Het vinden of terughalen van voldoende en voldoende gekwalificeerd personeel blijft een opgave voor Defensie. Met de aanstaande verbeteringen ten aanzien van de arbeidsvoorwaarden en de komst van een nieuw Human Resources (HR)-model als onderdeel van het uitvoeringsplan Boeien, Binden en Behouden dat ontwikkeld wordt, investeert Defensie in haar (toekomstig) personeel.

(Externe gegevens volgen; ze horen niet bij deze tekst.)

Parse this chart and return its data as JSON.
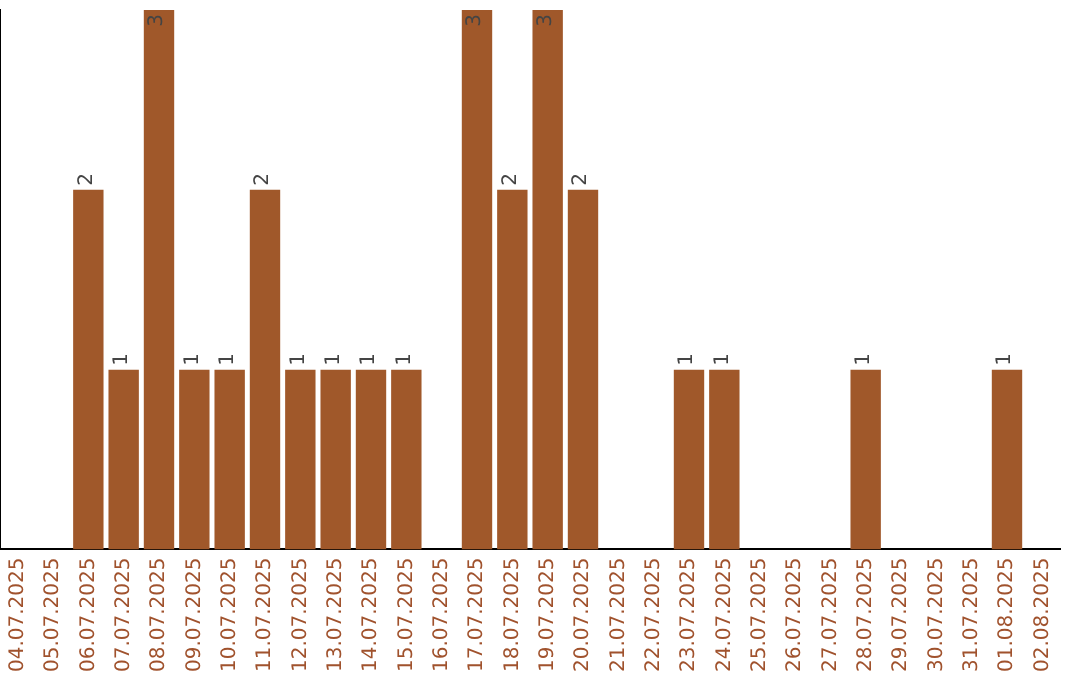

Wat betreft de beschikbare capaciteit om het instandhoudingsbudget zodanig te besteden dat dit de materiele gereedheid ten goede komt, is het goed om op te merken dat de drie instandhoudingsbedrijven voor land, lucht en maritiem niet tot de DMO behoren maar tot de operationele commando’s. Met de extra financiële middelen van de motie van het lid Hermans (Kamerstuk 35 925, nr. 13, van 23 september 2021) en het Coalitieakkoord (Bijlage bij Kamerstuk 35 788, nr. 77) en Voorjaarsnota kan Defensie in de komende jaren een aanzienlijke verbeterslag maken, zowel voor de instandhouding van onze materiële middelen als voor de voorraden die nodig zijn voor opleiden en trainen.

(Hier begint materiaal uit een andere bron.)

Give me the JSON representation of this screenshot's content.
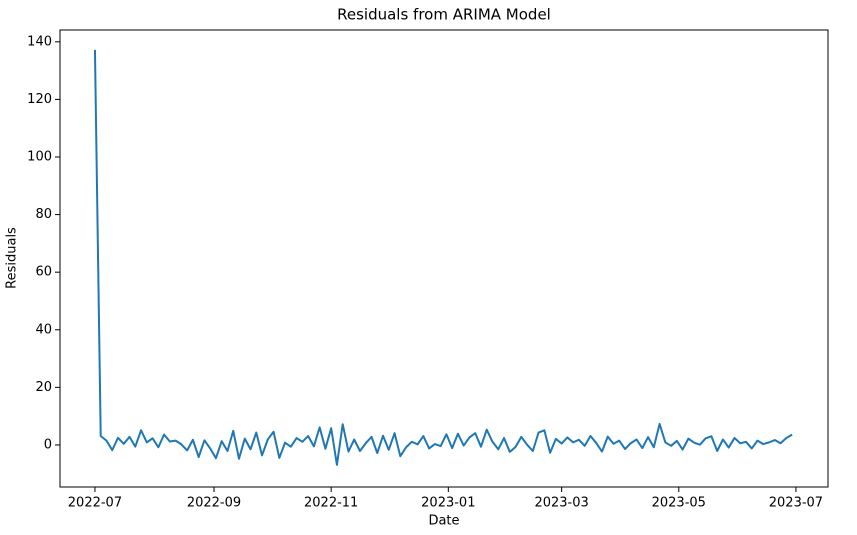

Defensie onderschrijft het belang om bij projecten meer aandacht te besteden aan een realistische tijdsplanning en budgetramingen. Tegelijkertijd raken actuele marktontwikkelingen ons, zoals toenemende vraag op de defensiemarkt als gevolg van de oorlog in Oekraïne, de vervangingsbehoefte van geleverd materieel en de gestegen Defensiebudgetten binnen Europa. Naar verwachting zullen de schaarste van grondstoffen, bouwmaterialen, computerchips en schaarste van personeel, invloed hebben op de looptijden van projecten en op de prijsontwikkeling. Daarom gaan we, zoals beschreven in de Defensienota, werken met een mijlpaalplanning voor onze grote materieelprojecten. Of een project de oorspronkelijke planning volgt is daarom afhankelijk van meerdere kenmerken, zoals de omvang, complexiteit of mate van internationale samenwerking en de nauwkeurigheid van de beschikbare informatie ten tijde van de raming. Ook de beschikbaarheid van intern en extern benodigde kennis en capaciteit en de marktomstandigheden beïnvloeden het realisatietraject. Daarnaast kunnen in de periode tussen de goedkeuring van de behoefte en de daadwerkelijke verwerving van de goederen en diensten de nodige wijzigingen in de behoefte optreden door technologische en internationale (veiligheids)ontwikkelingen zoals bijvoorbeeld de oorlog in Oekraïne, waardoor bewust de keuze wordt gemaakt om de initiële eisen gedurende de behoeftestellingsfase aan te passen. Dit heeft invloed op het benodigde budget en de levertijd.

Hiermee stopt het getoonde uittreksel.